For anyone who was sleeping last Tuesday, the 11 above-mentioned states voted “yes” on initiatives calling for constitutions to be amended to define marriage as the sole property of heterosexuals. In Arkansas, Georgia, Kentucky, and Oklahoma, the “yes” votes nearly tripled the naysayers. If there is any homo left in this country who still thinks Philadelphia and politesse are the way to change people’s minds, I’d like to ask him to excuse himself not only from this discussion but from the gay persuasion—there are plenty of nervous, effeminate husbands out there ready to help you change your ways and find a good woman, so you’d better get out while the getting’s good. The kid gloves are off from here on out, Nancy.

The elections left me saddened, angry, and more convinced than ever that the supposed success of pop assimilation like Queer Eye for the Straight Guy means exactly nothing for the nation at large. The goofy gay pals and neighbors on sitcoms and in mainstream films don’t do squat in Utah. Colin Farrell was willing to briefly buss a queer best friend in A Home at the End of the World, but folks in Mississippi are more inclined to nod in repulsed sympathy when he tells GQ that the experience was disgusting (thanks again, Colin). It’s going to take Stonewall-sized rocks and not La Cage Aux Folles feathers to make change. If we’re going to get anywhere in the march toward equality, we’ll have to have more will and less grace.

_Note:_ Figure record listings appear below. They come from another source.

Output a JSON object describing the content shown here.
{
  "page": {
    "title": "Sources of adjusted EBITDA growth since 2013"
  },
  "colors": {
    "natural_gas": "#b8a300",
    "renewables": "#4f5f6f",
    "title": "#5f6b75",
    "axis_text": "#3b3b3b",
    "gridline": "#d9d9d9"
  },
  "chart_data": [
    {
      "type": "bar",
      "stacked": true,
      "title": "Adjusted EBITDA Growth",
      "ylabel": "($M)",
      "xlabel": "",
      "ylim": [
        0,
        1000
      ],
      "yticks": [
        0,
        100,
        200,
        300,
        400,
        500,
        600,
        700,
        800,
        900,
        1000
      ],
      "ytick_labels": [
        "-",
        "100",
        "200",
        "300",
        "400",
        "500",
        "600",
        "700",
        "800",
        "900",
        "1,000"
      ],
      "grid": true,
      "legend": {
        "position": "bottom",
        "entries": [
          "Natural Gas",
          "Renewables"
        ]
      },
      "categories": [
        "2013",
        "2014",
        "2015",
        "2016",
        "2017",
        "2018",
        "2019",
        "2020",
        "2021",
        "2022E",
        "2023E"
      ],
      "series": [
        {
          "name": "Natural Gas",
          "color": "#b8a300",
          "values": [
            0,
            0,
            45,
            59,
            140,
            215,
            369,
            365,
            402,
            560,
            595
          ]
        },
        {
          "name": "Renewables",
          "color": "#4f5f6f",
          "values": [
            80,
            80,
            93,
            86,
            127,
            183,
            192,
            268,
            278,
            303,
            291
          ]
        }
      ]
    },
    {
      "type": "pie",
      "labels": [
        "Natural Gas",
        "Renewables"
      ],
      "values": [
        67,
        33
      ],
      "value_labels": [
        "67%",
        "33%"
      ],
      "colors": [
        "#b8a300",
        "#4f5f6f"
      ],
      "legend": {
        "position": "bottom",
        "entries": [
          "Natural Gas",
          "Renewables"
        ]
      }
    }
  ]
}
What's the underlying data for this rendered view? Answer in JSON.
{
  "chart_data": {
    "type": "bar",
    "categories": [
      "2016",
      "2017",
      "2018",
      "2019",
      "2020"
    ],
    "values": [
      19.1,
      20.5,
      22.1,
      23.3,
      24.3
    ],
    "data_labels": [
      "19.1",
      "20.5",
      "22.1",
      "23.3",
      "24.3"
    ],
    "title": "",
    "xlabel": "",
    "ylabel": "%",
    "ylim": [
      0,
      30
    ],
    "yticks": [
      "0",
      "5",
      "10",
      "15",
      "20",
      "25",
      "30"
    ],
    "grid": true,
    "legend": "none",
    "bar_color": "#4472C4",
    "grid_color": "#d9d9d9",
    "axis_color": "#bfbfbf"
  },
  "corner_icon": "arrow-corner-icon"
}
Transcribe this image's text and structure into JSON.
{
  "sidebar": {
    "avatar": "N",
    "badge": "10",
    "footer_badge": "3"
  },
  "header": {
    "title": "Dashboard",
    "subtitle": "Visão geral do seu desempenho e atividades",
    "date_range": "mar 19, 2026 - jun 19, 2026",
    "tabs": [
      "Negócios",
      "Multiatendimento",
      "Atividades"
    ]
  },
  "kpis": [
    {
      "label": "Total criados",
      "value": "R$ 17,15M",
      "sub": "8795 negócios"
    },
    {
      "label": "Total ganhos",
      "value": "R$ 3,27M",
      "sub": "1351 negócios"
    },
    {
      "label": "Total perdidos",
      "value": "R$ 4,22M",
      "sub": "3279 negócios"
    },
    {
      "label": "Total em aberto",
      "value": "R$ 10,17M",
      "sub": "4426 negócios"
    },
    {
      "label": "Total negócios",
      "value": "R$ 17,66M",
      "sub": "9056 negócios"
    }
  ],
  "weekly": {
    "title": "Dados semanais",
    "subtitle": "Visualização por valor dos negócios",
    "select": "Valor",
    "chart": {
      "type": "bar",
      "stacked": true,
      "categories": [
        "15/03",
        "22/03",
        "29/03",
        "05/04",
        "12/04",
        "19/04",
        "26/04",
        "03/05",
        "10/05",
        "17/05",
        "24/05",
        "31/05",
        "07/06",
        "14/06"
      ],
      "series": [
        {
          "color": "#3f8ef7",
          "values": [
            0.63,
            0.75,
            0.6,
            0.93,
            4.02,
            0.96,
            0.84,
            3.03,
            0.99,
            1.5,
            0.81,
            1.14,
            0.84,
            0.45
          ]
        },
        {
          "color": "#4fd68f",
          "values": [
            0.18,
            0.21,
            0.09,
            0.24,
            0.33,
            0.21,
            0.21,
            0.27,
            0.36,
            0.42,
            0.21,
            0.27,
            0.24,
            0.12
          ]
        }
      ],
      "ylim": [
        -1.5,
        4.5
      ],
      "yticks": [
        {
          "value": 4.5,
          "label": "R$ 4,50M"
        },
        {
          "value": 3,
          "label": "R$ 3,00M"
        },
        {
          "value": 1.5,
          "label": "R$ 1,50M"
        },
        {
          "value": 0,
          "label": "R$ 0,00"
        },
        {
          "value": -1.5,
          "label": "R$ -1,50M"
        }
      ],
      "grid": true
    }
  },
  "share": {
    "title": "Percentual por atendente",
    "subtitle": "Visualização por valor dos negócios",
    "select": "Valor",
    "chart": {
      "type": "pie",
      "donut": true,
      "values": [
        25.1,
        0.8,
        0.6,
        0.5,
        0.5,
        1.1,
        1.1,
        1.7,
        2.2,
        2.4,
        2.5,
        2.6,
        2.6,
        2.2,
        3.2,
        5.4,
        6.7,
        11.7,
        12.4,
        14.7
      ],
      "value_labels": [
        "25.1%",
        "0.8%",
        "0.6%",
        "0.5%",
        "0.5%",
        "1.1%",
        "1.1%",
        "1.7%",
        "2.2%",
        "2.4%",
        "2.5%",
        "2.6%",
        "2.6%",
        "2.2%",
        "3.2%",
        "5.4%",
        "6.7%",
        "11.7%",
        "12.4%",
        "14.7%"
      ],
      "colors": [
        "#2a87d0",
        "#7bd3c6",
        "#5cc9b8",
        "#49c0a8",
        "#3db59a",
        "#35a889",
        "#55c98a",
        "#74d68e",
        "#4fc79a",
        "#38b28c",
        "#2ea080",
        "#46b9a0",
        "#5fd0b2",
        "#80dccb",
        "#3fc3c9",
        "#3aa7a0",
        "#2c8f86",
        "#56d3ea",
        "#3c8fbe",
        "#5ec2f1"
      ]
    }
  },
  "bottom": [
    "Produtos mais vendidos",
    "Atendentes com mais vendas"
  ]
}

But equality is going to be ours—shout it, demand it, believe it. Know that ignorance can be altered through understanding, but accept nothing less than understanding and have no patience for anyone blaming Kerry’s loss on our existence. Don’t be silent in your intolerance. Be “out” in a manner that makes Harvey Fierstein look “in.” The fact that Dubya has to veil his bigotry at all—with specious promises about the value of every citizen—means we’ve come further than anyone would have imagined even two decades ago. We’re not far enough, though, and moving further requires not relaxing into pliant conformity.

Photographer Olivia Bucks of The Oregonian captured a shot of one Nathan Breithaupt of Portland, Ore., last week cheering at headquarters for that state’s anti-gay-marriage initiative as results began to show that things were going his way. Whoop it up while you can, Nathan. Go have a beer on me, kid. Several years from now, when you’re soiling your Dockers and complaining to the attendant at the nursing home that nobody makes shows like JAG anymore, gays and lesbians will have successfully expanded the notion of what it means to live and love in this country. That photo of your celebration will still be defining you as someone forever stuck in the past.